I expected an explanation that would naturally become a further language lesson; instead he looked at me mortified, and let out a frantic string of Arkan words in which about one in three, as far as I could tell, was the one that meant “sorry,” over and over. How it rankled, not to be able to say, “It’s all right, I’m just curious!” I managed “I” (equal-to-equal) and “not angry,” at least, since he
d taught me the emotion-words, though not “curious.”

It hardly made a difference. “Tomorrow,” he was saying. “Raikas, I swear”—here he made the Arkan sacred sign of two cupped palms next to the temples, then gripped the dyed lock on one side. “Gone.” He mimed cutting it with scissors. “Tomorrow, I swear.” In the inner corner of one perfect-lined eye, I caught the faintest glistening of a tear.

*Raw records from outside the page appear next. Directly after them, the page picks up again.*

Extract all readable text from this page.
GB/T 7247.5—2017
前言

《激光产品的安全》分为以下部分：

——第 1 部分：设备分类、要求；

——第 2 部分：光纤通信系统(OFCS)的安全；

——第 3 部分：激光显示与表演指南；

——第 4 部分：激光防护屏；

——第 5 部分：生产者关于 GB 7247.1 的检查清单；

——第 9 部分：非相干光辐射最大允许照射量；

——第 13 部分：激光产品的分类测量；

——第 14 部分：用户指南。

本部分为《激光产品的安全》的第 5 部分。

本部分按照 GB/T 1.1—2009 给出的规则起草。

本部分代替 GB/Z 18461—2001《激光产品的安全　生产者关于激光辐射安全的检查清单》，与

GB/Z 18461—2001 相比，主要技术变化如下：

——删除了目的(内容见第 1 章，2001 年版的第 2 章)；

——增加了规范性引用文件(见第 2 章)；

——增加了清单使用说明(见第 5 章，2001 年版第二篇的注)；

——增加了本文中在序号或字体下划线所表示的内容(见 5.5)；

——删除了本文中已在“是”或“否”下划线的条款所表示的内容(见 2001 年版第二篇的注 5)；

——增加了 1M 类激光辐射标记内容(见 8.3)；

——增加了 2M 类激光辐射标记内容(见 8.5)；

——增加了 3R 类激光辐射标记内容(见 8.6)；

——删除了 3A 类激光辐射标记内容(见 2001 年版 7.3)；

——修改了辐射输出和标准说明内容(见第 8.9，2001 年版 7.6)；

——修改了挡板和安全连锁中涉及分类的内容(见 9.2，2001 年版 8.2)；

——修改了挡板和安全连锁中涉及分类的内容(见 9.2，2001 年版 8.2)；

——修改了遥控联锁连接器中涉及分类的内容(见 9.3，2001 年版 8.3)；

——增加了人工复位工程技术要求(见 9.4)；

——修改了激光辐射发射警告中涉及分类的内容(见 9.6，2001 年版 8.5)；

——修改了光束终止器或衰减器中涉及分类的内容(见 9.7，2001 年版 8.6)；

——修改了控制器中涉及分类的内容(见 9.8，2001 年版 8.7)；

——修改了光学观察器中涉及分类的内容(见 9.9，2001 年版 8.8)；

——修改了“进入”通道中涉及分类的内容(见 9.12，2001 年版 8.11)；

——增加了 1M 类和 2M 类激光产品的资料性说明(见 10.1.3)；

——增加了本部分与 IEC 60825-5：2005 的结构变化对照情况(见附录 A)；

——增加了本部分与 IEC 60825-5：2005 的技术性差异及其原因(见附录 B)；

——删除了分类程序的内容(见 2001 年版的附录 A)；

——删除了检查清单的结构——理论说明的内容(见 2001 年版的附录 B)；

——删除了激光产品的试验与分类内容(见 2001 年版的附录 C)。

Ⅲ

He turned away from me fast—Arkan males also never show tears if they can help it—and was out the door, snapping over his shoulder, “Sleep!”

It was near the summer solstice—at home they’d be getting a start on preparing the festival foods, I realized, bringing tears to my own eyes—and the sun wasn’t far down behind Arko’s Rim, which always makes its sunsets earlier and sunrises later. So I doubted I could obey him for a while yet. And yet this bed was soft and this pillow was lavendered too, and it had been a hard day. I’d been roughed up, and killed two men, the first since the Lakan war, and agreed, at least in principle, to kill fifty more who were not in any way my enemies. I thought I might just nap for a bit, but when I woke up the daylight coming through my window was brighter, as it was morning.